Saturday, 13 February 2021

Guest Review: Treasures of World History By Peter Snow & Ann MacMillan

A spirited examination of world history, told through 50 key documents, by two celebrated historians and journalists. With a wealth of experience between them on political, social, cultural and military history, and today's current affairs, Peter Snow and Ann MacMillan are the perfect guides to appreciating the significance of each document.

Chapters are devoted to each of the 50 documents across the political, military, artistic, and scientific spheres, and supported by additional contemporary images. The documents themselves have been researched from the collections of national archives, museums, libraries, and private collections around the world. The authors explain their criteria for selection and provide the pertinent details of each one, taking us on a journey from the scripts of the earliest civilizations through to momentous speeches and papers of today.





Review:The sub-title of this book is: The Story of Civilisation Told Through its 50 Most Important Documents. Married couple and journalists Peter Snow and Ann MacMillan have selected 50 original documents, spanning a period of approximately 4,000 years, that played a significant role in the development of civilisation. These documents have been sourced from various archives and cover a range of fields of human endeavour in politics, religion, music, science and sport.
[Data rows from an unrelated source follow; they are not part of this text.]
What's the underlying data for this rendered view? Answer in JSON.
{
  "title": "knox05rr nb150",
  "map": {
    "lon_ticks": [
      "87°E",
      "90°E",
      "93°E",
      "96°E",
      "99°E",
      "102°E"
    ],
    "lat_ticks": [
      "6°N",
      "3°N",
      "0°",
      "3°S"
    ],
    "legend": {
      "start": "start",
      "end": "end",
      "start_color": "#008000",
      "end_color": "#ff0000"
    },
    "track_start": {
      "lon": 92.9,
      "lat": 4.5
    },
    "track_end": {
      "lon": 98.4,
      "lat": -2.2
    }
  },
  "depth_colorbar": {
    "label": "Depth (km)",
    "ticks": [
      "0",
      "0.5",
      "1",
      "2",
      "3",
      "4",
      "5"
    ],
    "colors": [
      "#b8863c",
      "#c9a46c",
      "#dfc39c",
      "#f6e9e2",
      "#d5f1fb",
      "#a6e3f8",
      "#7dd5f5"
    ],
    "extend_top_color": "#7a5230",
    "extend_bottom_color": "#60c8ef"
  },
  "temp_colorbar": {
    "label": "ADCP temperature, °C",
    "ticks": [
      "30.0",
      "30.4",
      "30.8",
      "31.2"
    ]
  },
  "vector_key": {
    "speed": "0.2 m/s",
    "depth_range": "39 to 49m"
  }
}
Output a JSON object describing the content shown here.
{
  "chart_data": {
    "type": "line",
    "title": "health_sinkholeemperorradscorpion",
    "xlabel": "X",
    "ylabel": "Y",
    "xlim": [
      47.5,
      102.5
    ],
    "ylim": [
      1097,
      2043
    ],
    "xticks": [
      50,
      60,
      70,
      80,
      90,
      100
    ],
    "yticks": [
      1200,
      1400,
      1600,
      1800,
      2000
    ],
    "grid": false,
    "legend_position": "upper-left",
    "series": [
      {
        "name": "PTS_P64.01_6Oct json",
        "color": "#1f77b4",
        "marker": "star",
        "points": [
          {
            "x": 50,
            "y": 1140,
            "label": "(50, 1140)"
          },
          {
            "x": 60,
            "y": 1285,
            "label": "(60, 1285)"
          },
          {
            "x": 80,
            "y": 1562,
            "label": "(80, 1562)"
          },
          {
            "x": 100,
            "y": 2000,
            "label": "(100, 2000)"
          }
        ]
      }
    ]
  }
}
The book is divided into four sections, namely: the Bronze and Iron Ages; the Medieval and Early Modern Periods; the so-called Age of Revolution, covering the late 18th to the late 19th centuries; and the 20th century and beyond. Hence, the documents range from a stone plaque inscribed in approximately 1750 BC with a series of edicts known as the Code of the Babylonian king Hammurabi, to the Map of the Universe created by a team of astronomers in 2013. Hence, a wide range of documents are described, including: Magna Carta; the American Declaration of Independence; Anne Frank’s Diary; and the final draft of Francis Crick and James Watson’s letter to the scientific journal “Nature” proposing a double helix model for the structure of deoxyribonucleic acid (DNA). Each document is accompanied by a summary, illustrations, a description of the circumstances under which it was created, and the consequences following its dissemination.

In an introduction to the book, the authors describe their difficulty in narrowing down their list to just 50 documents (and indeed what constitutes a document). In the end, those documents included reflect their personal choices. I found this lavishly illustrated book to be a fascinating way to explore the development of human civilisation throughout the ages. It would also be a useful exercise for readers to think about what their selection of documents would be.